▲一つ前のページへ
▲Magicのページへ

ルパン3世 カリオストロの城

監督・脚本 宮崎駿
製作 藤岡豊
プロデューサー 片山哲生
原作 モンキー・パンチ
脚本 山崎晴哉
作画監督 大塚康生
音楽 大野雄二
声優 山田康雄 /小林清志
   増山江威子 /納屋悟朗
   井上真樹夫 /島本須美
1979年 日本 1時間40分
 配給=東京ムービー

 マジックが登場する作品を紹介するとなると、これを外すわけにはいかないでしょう。

 誰でも知っている有名な映画なので、解説は省きます。知らないと言う稀有な人が居ましたら、直ぐビデオ屋に走りましょう、あなたは20世紀の日本に居るという大変な幸運をまだ味わっていません。

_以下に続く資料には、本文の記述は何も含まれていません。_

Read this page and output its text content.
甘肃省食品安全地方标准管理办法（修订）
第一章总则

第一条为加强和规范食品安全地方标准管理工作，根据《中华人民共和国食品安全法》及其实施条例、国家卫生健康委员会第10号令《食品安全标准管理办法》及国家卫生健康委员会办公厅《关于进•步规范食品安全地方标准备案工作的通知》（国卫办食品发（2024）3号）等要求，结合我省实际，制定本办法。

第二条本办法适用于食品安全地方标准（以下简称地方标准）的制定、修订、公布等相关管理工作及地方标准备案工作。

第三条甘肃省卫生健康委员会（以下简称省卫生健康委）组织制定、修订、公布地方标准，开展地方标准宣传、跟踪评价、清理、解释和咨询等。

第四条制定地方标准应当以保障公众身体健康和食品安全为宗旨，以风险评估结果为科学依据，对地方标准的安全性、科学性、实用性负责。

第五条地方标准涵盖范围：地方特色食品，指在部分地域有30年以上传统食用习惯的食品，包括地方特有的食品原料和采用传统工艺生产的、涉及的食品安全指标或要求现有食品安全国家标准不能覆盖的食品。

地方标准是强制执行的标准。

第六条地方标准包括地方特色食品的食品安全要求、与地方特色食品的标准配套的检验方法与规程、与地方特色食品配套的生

 カリオストロ城に囚われの身となったお姫様、クラリスを救い出すために、単身城に潜入しルパン3世は、遂に囚われのクラリスと幽閉室で再会します。

 誰?と誰何する少女に、自己紹介するルパン。

「泥棒です…こんばんは、花嫁さん」

 そして、私は貴女を盗みにやってきたのだ、と。

「…私の獲物は悪い魔法使いが高い塔の天辺にしまい込んだ宝物。どうかこの泥棒めに盗まれてやって下さい…」

 幽閉の身から助けてあげる、というルパンの言葉に喜ぶクラリスですが、すぐに顔を曇らせます。そんな事は出来はしないのだ、と。伯爵の力を侮ってはいけない、下手をすればあなたも殺される、と忠告するクラリスに、ルパンが嘆きます。

「ああ何てことだ…その女の子は、悪い魔法使いの力は信じるのに、泥棒の力は信じようとしなかった…少女が信じるなら泥棒は、空を飛ぶ事だって、湖の水を飲みほす事だってできるのに…」

 そして、力一杯に拳を握り締め、力を振り絞る素振りをします。

 すると彼の掌から、一輪の花が現れます。

「今は、これが精一杯」

 そう囁いて花をクラリスに手渡し、最後に小さな万国旗をスルスルと取り出すマジックを披露します。日本映画史上屈指の名シーンと言って過言は無いでしょう。

「今は これが精一杯…」

 

「あのマジックを、あのタイミングで恋人に見せる事が出来たなら、俺は二度とマジックが出来なくなっても思い残す事は無い」と、当時奇術研会長だった友人が酒の席でしみじみ呟いていたのを、印象深く覚えています。僕も彼の意見に強く頷かずに居られません。ちょっとこの場面のルパンはクサいですけどね。